Performance explanation
Based on transaction prices, the fund's return was -0.60%. The fund return was negative but above its index (gross of fee). The key driver of outperformance over the month were the curve steepener positions in the fund, particularly in Germany as the risk of sustained high fiscal deficits and economic uncertainty supports a steeper yield curve. Positioning in emerging markets local debt also contributed, as Mexican government bonds rallied on the back of the central bank easing expectations, while Chinese yields rose as the PBOC signaled that current monetary policy was already sufficiently supportive. SSA allocations added to performance, as SSA spreads tightened. However, allocations to non-EMU bonds detracted from performance, primarily as Norwegian inflation came in much higher than anticipated by markets, adversely impacting valuations of the Norwegian bond position in the fund.
Expectation of fund manager

Michiel de Bruin

Stephan van IJzendoorn

Lauren Mariano
US policy uncertainty is impacting markets globally as it is becoming clear to policymakers that the international role of the US is changing. Moreover, tariffs lead to a negative shock to growth and increase US inflation (at least as a one-off rise). This implies that the US unemployment rate needs to rise to allow the Fed to deliver the more than 75 bps of easing that is priced in for the rest of the year.

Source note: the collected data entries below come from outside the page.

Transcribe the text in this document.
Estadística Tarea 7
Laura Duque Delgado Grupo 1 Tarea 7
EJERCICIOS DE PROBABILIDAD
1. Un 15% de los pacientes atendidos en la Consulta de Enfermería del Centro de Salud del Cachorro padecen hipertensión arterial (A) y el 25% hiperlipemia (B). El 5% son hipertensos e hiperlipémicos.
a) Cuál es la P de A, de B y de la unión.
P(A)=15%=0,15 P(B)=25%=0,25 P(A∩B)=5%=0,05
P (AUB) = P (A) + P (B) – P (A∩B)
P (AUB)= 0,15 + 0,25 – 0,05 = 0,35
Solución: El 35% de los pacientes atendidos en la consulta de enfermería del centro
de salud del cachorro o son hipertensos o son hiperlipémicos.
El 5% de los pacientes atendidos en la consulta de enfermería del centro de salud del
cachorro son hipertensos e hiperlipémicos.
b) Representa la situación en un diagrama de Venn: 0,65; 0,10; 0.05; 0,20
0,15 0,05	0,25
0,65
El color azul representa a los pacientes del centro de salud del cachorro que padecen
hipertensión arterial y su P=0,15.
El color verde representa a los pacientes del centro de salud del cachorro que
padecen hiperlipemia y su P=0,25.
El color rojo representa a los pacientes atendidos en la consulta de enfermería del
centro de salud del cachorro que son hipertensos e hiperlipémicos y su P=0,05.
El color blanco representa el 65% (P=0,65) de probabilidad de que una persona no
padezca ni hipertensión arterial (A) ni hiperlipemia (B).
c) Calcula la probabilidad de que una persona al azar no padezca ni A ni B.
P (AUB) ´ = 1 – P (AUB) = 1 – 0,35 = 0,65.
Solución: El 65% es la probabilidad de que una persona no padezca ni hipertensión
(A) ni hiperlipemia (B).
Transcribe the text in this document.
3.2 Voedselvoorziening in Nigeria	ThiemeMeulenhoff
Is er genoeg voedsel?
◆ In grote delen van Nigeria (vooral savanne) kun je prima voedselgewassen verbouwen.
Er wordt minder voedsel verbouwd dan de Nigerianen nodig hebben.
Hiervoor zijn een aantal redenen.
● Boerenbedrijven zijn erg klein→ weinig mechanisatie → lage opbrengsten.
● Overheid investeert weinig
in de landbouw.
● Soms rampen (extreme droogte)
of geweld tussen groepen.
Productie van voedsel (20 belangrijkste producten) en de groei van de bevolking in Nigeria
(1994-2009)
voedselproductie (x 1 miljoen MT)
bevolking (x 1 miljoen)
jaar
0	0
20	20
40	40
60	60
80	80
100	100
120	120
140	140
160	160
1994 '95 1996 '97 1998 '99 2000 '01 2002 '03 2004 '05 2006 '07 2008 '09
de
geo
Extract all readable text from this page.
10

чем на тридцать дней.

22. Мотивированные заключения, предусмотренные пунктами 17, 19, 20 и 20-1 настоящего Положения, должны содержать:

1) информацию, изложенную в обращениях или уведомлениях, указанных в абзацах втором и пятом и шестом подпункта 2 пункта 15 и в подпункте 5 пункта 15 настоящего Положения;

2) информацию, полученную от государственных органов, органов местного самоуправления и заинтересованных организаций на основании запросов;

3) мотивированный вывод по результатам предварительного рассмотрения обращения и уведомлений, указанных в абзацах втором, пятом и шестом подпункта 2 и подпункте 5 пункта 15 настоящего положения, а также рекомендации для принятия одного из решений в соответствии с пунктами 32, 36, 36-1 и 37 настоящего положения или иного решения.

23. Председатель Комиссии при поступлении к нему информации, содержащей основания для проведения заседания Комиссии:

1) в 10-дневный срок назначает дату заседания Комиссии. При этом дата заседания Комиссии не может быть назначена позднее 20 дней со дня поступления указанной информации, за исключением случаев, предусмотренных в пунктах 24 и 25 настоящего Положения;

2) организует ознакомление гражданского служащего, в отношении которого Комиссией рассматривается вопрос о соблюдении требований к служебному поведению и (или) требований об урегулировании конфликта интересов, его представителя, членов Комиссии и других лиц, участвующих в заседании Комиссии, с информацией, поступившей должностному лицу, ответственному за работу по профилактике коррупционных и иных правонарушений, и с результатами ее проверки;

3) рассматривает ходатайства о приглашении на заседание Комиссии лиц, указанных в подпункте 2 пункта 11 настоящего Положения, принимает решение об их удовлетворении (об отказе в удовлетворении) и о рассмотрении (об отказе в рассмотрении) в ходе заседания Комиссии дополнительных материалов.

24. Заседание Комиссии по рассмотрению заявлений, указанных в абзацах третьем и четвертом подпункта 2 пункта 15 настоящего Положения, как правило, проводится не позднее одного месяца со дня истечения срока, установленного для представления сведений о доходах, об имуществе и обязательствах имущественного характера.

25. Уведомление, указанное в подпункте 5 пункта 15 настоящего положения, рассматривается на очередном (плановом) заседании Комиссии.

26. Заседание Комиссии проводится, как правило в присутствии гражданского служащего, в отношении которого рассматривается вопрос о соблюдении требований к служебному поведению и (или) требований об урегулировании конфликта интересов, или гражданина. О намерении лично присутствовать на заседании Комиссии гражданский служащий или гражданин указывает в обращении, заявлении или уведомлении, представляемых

European countries are stepping up their defense spending and the biggest concern in the short term is the impending trade tensions between the US and Europe. For the ECB we anticipate one additional 25 bps cut by June. We see some further potential for curve steepeners, also because the risk of high fiscal deficits and inflation uncertainty should lead to a higher term premium. European government bond spreads to Germany performed well, with spreads approaching new lows. We remain cautious with regard to France, as political tensions are bound to return, especially around next year's budget negotiations set for later this year. We remain more constructive on Spanish and Greek government bonds.